2. KI-Systeme, die in spezifische Bereiche fallen, und die in einer EU-Datenbank registriert werden müssen. Dazu gehören unter anderem Verwaltung und Betrieb von kritischen Infrastrukturen, allgemeine und berufliche Bildung, Beschäftigung, Verwaltung der Arbeitnehmer und Zugang zur Selbstständigkeit, Strafverfolgung, Verwaltung von Migration, Asyl und Grenzkontrollen sowie die Unterstützung bei der Auslegung und Anwendung von Gesetzen.

Für solche KI-Systeme mit hohem Risiko gelten strenge Anforderungen in den Bereichen Risikomanagement, Datenverwaltung, Transparenz und Überwachung durch Menschen. Anbieter, aber auch Unternehmen, die solche Systeme einsetzen, stehen in der Pflicht, diese Anforderungen zu erfüllen. Hochrisiko-KI-Systeme zum Beispiel für autonome Fahrzeuge oder medizinische Geräte können eine erhebliche Bedrohung für die Gesundheit, Sicherheit oder die Grundrechte der Einzelnen darstellen. Sie müssen eingehend geprüft und bewertet werden, bevor sie auf den Markt gebracht werden.
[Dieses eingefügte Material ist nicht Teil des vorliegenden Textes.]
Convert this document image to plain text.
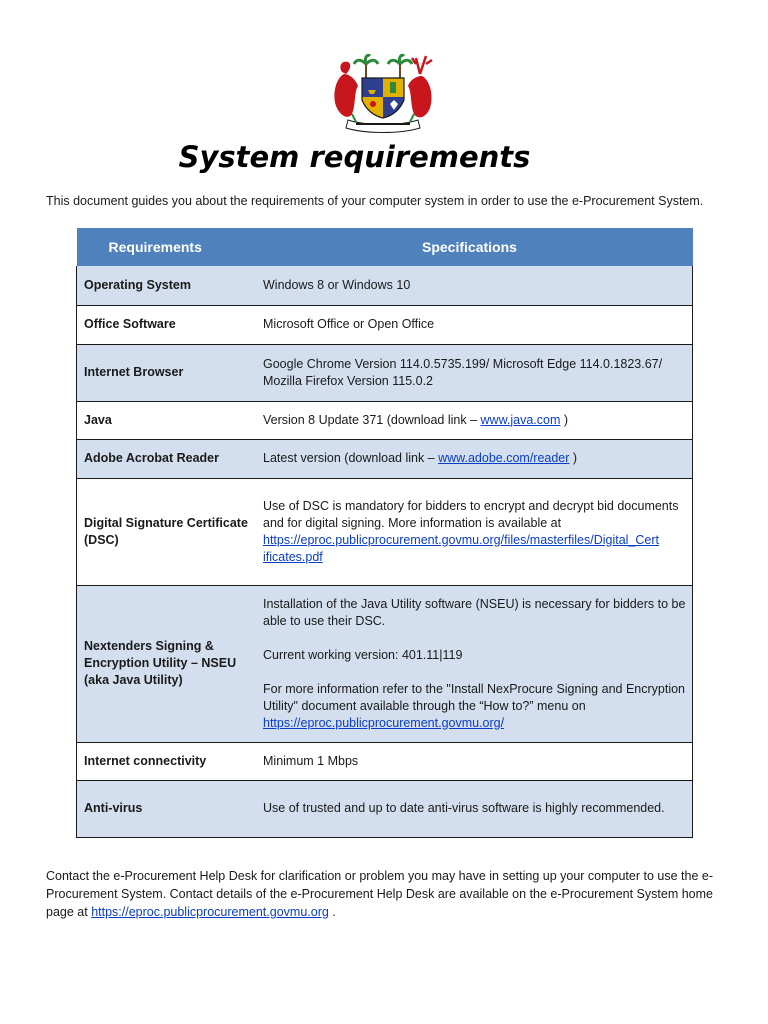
System requirements
This document guides you about the requirements of your computer system in order to use the e-Procurement System.
Requirements	Specifications
Operating System	Windows 8 or Windows 10
Office Software	Microsoft Office or Open Office
Internet Browser	Google Chrome Version 114.0.5735.199/ Microsoft Edge 114.0.1823.67/
Mozilla Firefox Version 115.0.2

Java	Version 8 Update 371 (download link – www.java.com )
Adobe Acrobat Reader	Latest version (download link – www.adobe.com/reader )
Digital Signature Certificate (DSC)	Use of DSC is mandatory for bidders to encrypt and decrypt bid documents and for digital signing. More information is available at
https://eproc.publicprocurement.govmu.org/files/masterfiles/Digital_Cert
ificates.pdf

Nextenders Signing & Encryption Utility – NSEU (aka Java Utility)	Installation of the Java Utility software (NSEU) is necessary for bidders to be able to use their DSC.
Current working version: 401.11|119
For more information refer to the "Install NexProcure Signing and Encryption Utility" document available through the “How to?” menu on
https://eproc.publicprocurement.govmu.org/

Internet connectivity	Minimum 1 Mbps
Anti-virus	Use of trusted and up to date anti-virus software is highly recommended.
Contact the e-Procurement Help Desk for clarification or problem you may have in setting up your computer to use the e-Procurement System. Contact details of the e-Procurement Help Desk are available on the e-Procurement System home page at https://eproc.publicprocurement.govmu.org .
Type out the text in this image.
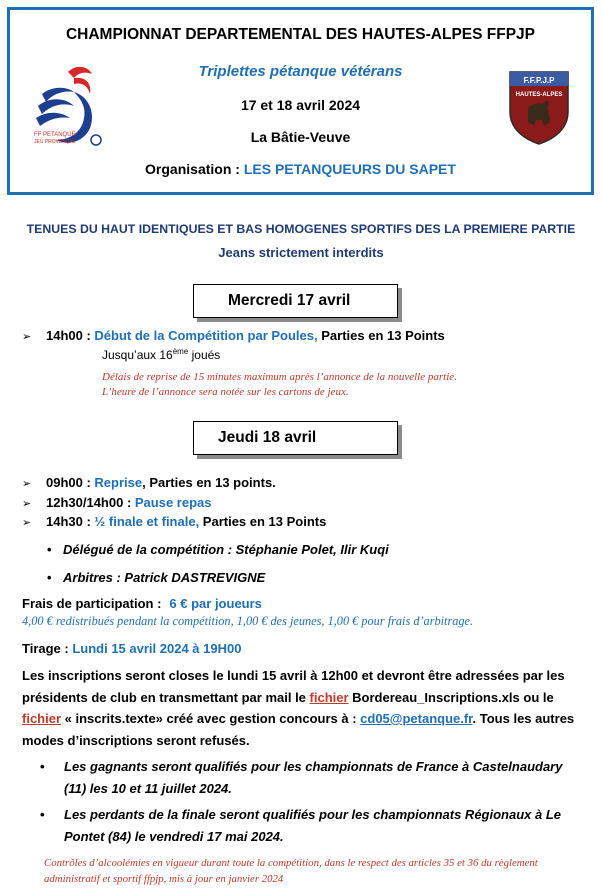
CHAMPIONNAT DEPARTEMENTAL DES HAUTES-ALPES FFPJP
Triplettes pétanque vétérans
17 et 18 avril 2024
La Bâtie-Veuve
Organisation : LES PETANQUEURS DU SAPET
FF PETANQUE
JEU PROVENÇAL
F.F.P.J.P
HAUTES-ALPES
TENUES DU HAUT IDENTIQUES ET BAS HOMOGENES SPORTIFS DES LA PREMIERE PARTIE
Jeans strictement interdits
Mercredi 17 avril
➢ 14h00 : Début de la Compétition par Poules, Parties en 13 Points
Jusqu’aux 16ème joués
Délais de reprise de 15 minutes maximum après l’annonce de la nouvelle partie.
L’heure de l’annonce sera notée sur les cartons de jeux.
Jeudi 18 avril
➢ 09h00 : Reprise, Parties en 13 points.
➢ 12h30/14h00 : Pause repas
➢ 14h30 : ½ finale et finale, Parties en 13 Points
• Délégué de la compétition : Stéphanie Polet, Ilir Kuqi
• Arbitres : Patrick DASTREVIGNE
Frais de participation : 6 € par joueurs
4,00 € redistribués pendant la compétition, 1,00 € des jeunes, 1,00 € pour frais d’arbitrage.
Tirage : Lundi 15 avril 2024 à 19H00
Les inscriptions seront closes le lundi 15 avril à 12h00 et devront être adressées par les présidents de club en transmettant par mail le fichier Bordereau_Inscriptions.xls ou le fichier « inscrits.texte» créé avec gestion concours à : cd05@petanque.fr. Tous les autres modes d’inscriptions seront refusés.
• Les gagnants seront qualifiés pour les championnats de France à Castelnaudary (11) les 10 et 11 juillet 2024.
• Les perdants de la finale seront qualifiés pour les championnats Régionaux à Le Pontet (84) le vendredi 17 mai 2024.
Contrôles d’alcoolémies en vigueur durant toute la compétition, dans le respect des articles 35 et 36 du règlement administratif et sportif ffpjp, mis à jour en janvier 2024
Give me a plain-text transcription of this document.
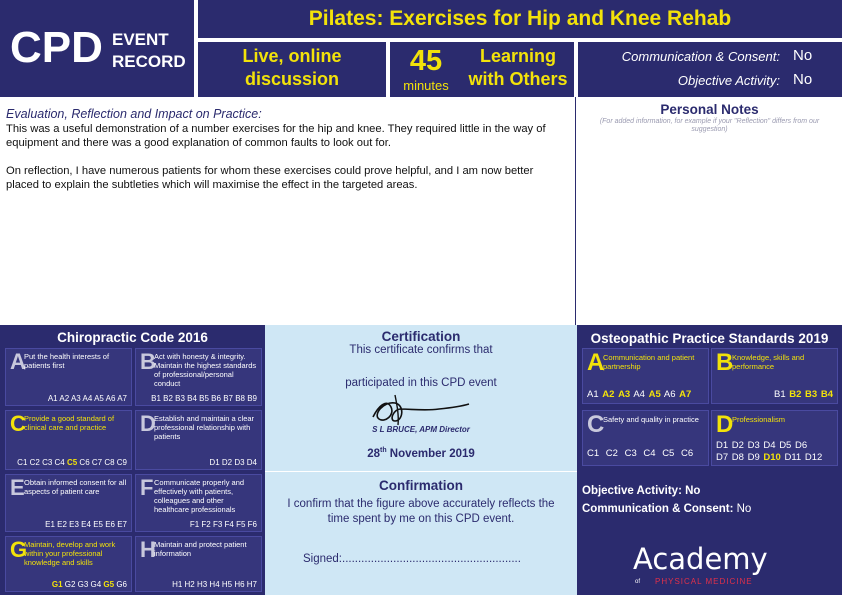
CPD EVENT
RECORD
Pilates: Exercises for Hip and Knee Rehab
Live, online
discussion
45
minutes
Learning
with Others
Communication & Consent: No
Objective Activity: No
Evaluation, Reflection and Impact on Practice:

This was a useful demonstration of a number exercises for the hip and knee. They required little in the way of equipment and there was a good explanation of common faults to look out for.

On reflection, I have numerous patients for whom these exercises could prove helpful, and I am now better placed to explain the subtleties which will maximise the effect in the targeted areas.

Personal Notes
(For added information, for example if your "Reflection" differs from our suggestion)
Chiropractic Code 2016
A
Put the health interests of patients first
A1 A2 A3 A4 A5 A6 A7
B
Act with honesty & integrity. Maintain the highest standards of professional/personal conduct
B1 B2 B3 B4 B5 B6 B7 B8 B9
C
Provide a good standard of clinical care and practice
C1 C2 C3 C4 C5 C6 C7 C8 C9
D
Establish and maintain a clear professional relationship with patients
D1 D2 D3 D4
E Obtain informed consent for all aspects of patient care
E1 E2 E3 E4 E5 E6 E7
F Communicate properly and effectively with patients, colleagues and other healthcare professionals
F1 F2 F3 F4 F5 F6
G
Maintain, develop and work within your professional knowledge and skills
G1 G2 G3 G4 G5 G6
H
Maintain and protect patient information
H1 H2 H3 H4 H5 H6 H7
Certification
This certificate confirms that
participated in this CPD event
S L BRUCE, APM Director
28th November 2019
Confirmation
I confirm that the figure above accurately reflects the time spent by me on this CPD event.
Signed:........................................................
Osteopathic Practice Standards 2019
A
Communication and patient partnership
A1 A2 A3 A4 A5 A6 A7
B
Knowledge, skills and performance
B1 B2 B3 B4
C
Safety and quality in practice
C1 C2 C3 C4 C5 C6
D
Professionalism
D1 D2 D3 D4 D5 D6
D7 D8 D9 D10 D11 D12
Objective Activity: No
Communication & Consent: No
Academy
of PHYSICAL MEDICINE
Diese Bewertung wird vom Anbieter selbst durchgeführt.

Whitepaper:

The European Artificial Intelligence Act
Overview and Recommendations for Compliance

In diesem Whitetpaper gibt das Fraunhofer IKS einen Überblick über die wichtigsten Bestimmungen des EU-KI-Gesetzes.
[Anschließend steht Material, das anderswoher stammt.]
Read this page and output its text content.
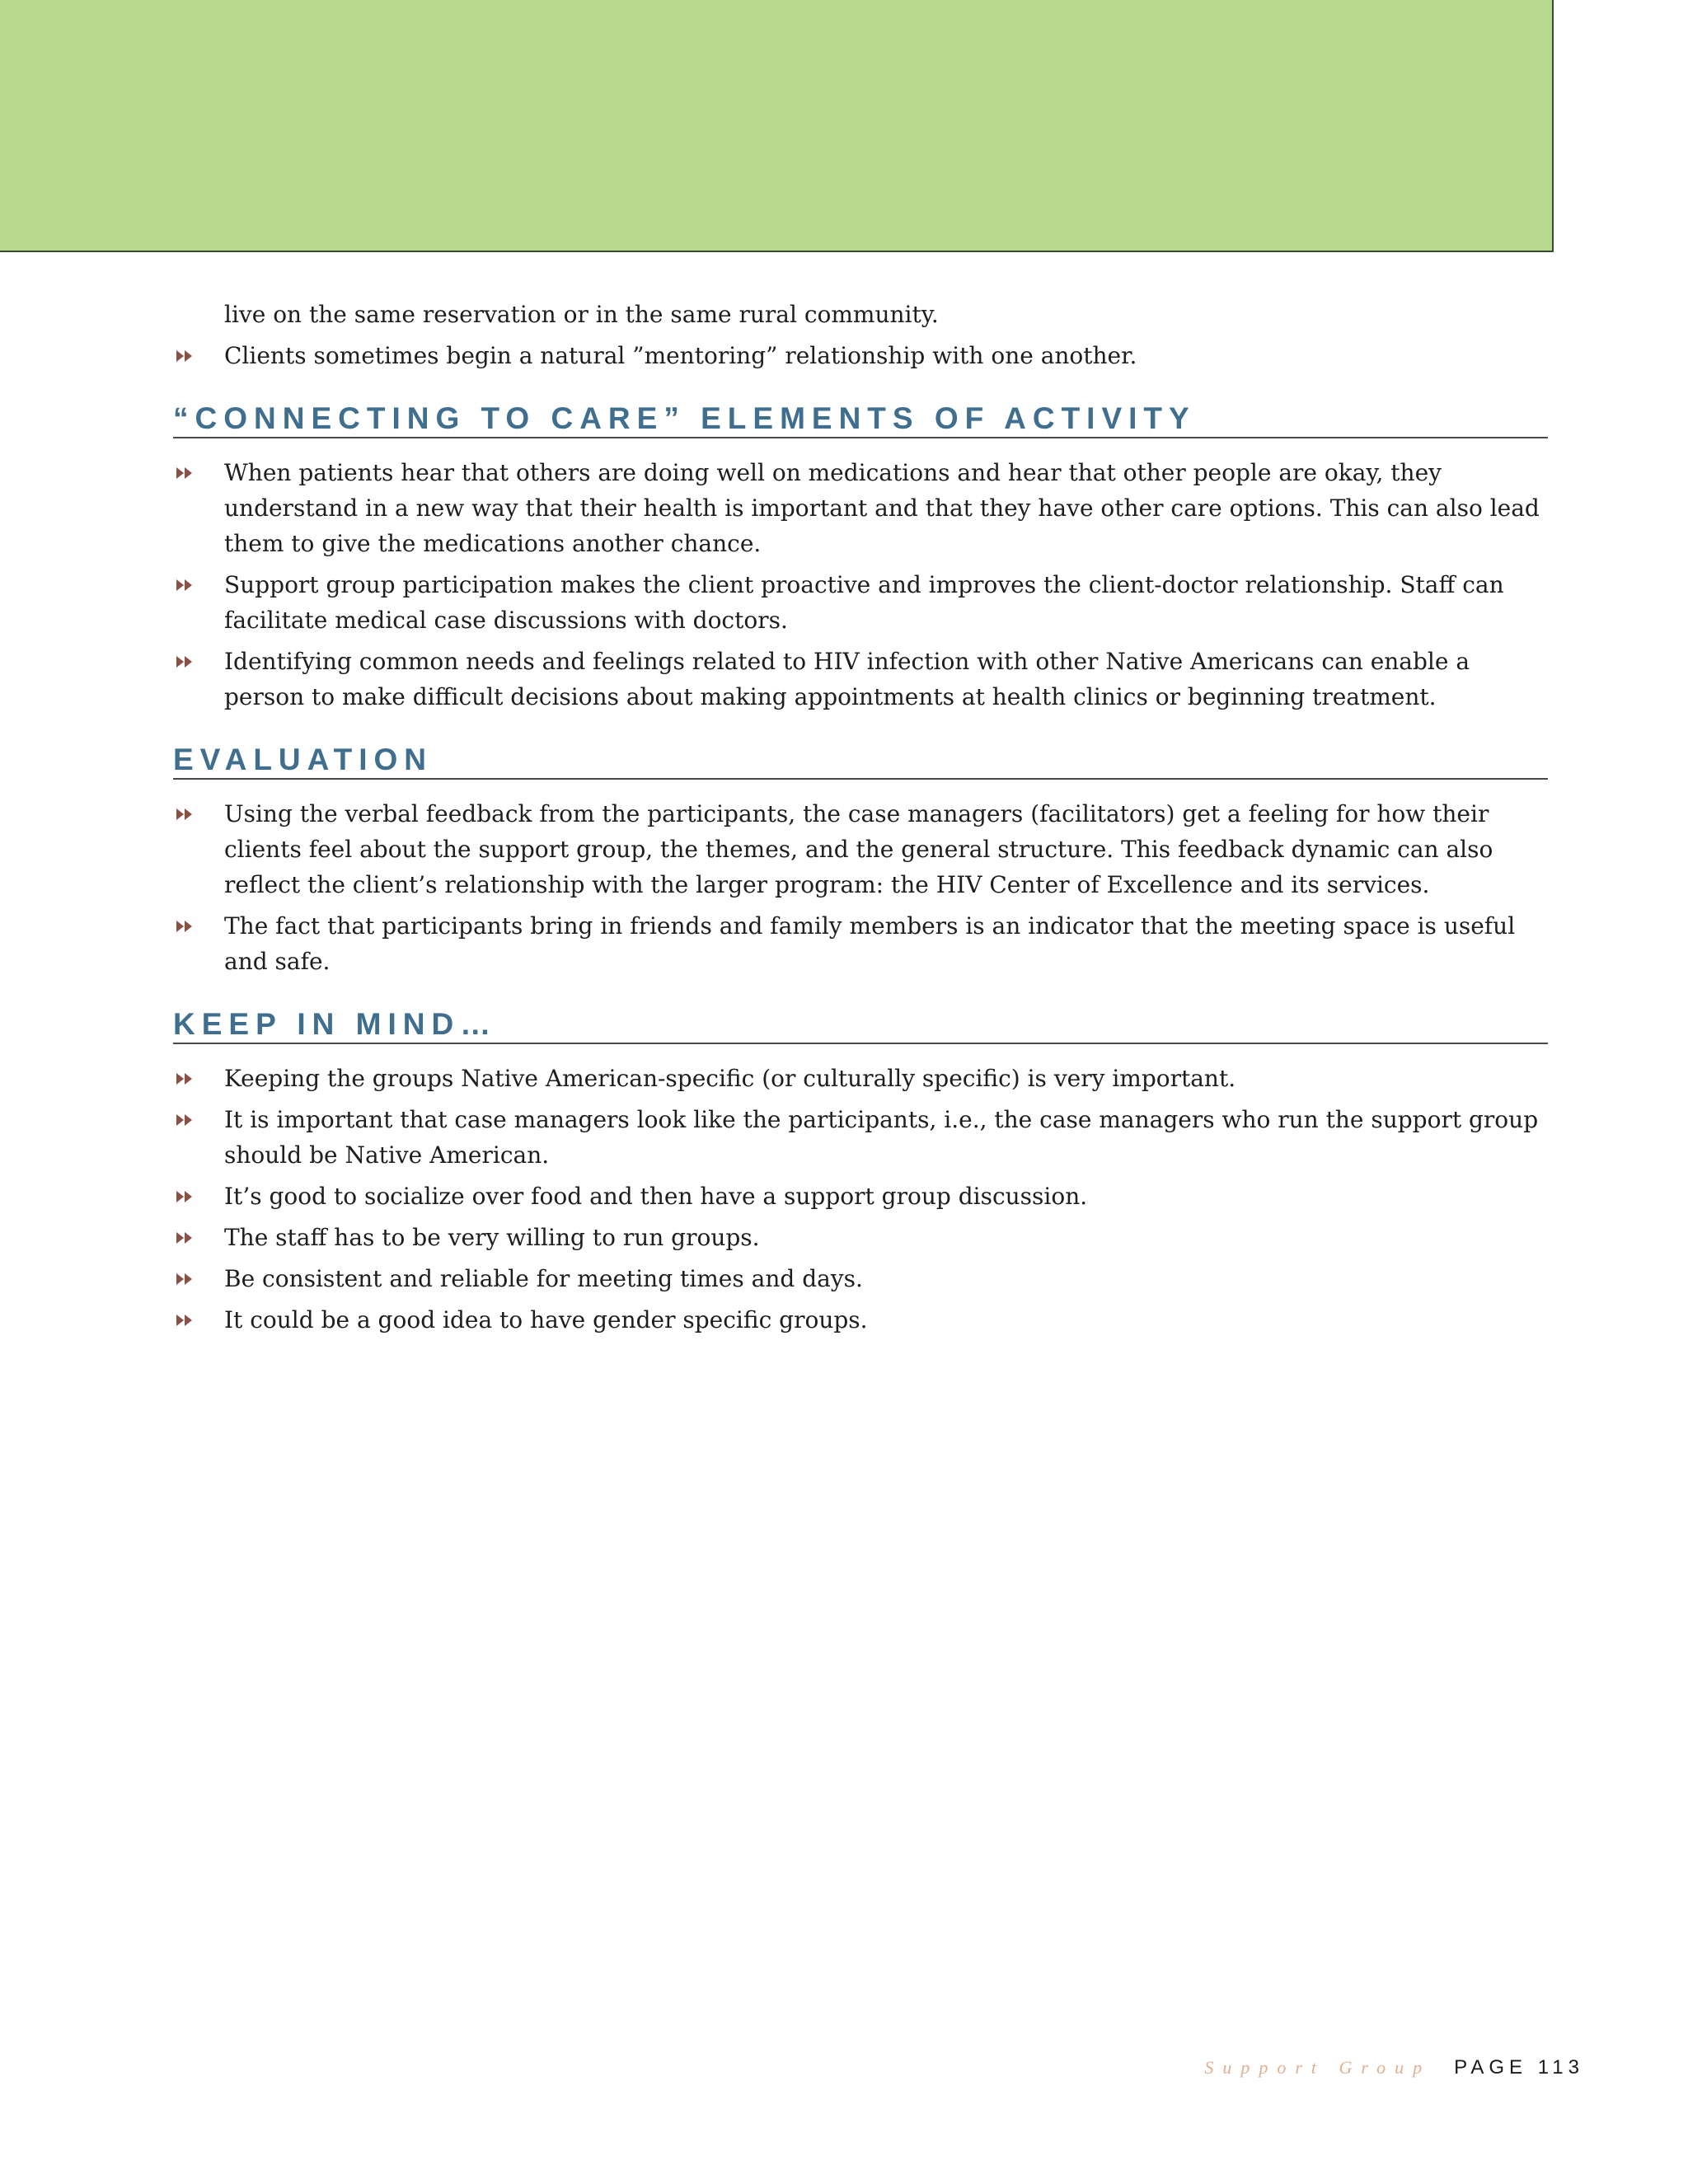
live on the same reservation or in the same rural community.
Clients sometimes begin a natural ”mentoring” relationship with one another.
“CONNECTING TO CARE” ELEMENTS OF ACTIVITY
When patients hear that others are doing well on medications and hear that other people are okay, they understand in a new way that their health is important and that they have other care options. This can also lead them to give the medications another chance.
Support group participation makes the client proactive and improves the client-doctor relationship. Staff can facilitate medical case discussions with doctors.
Identifying common needs and feelings related to HIV infection with other Native Americans can enable a person to make difficult decisions about making appointments at health clinics or beginning treatment.
EVALUATION
Using the verbal feedback from the participants, the case managers (facilitators) get a feeling for how their clients feel about the support group, the themes, and the general structure. This feedback dynamic can also reflect the client’s relationship with the larger program: the HIV Center of Excellence and its services.
The fact that participants bring in friends and family members is an indicator that the meeting space is useful and safe.
KEEP IN MIND…
Keeping the groups Native American-specific (or culturally specific) is very important.
It is important that case managers look like the participants, i.e., the case managers who run the support group should be Native American.
It’s good to socialize over food and then have a support group discussion.
The staff has to be very willing to run groups.
Be consistent and reliable for meeting times and days.
It could be a good idea to have gender specific groups.
Support Group PAGE 113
Zum Whitepaper Pfeil nach rechts

Whitepaper ordnet Anforderungen an KI-Systeme ein

Forscherinnen und Forscher des Fraunhofer-Instituts für Kognitive Systeme IKS haben ein Whitepaper verfasst, das sich mit den Anforderungen an KI-Systeme mit hohem Risiko befasst, wie sie in den Artikeln 9 bis 15 des EU-KI-Gesetzes festgelegt sind. Im Mittelpunkt dabei steht deren praktische Umsetzung im Unternehmen. Dabei werden auch Lücken in Bezug auf bestehende Sicherheitsstandards aufgezeigt.

Darauf aufbauend hat das Fraunhofer IKS ein Framework entwickelt, um diese Lücken zu schließen. In dem Rahmenwerk werden konkrete Anforderungen aus dem EU-KI-Gesetz abgeleitet, angelehnt an den Ansatz des vertragsbasierten Designs (contract-based design). Die Expertise der Forscherinnen und Forscher des Fraunhofer IKS in vertrauenswürdiger KI und Sicherheit (safety) bildet die Grundlage der Ableitung von Argumentationsbäumen für generische Eigenschaften von Machine-Learning-(ML)-Systemen.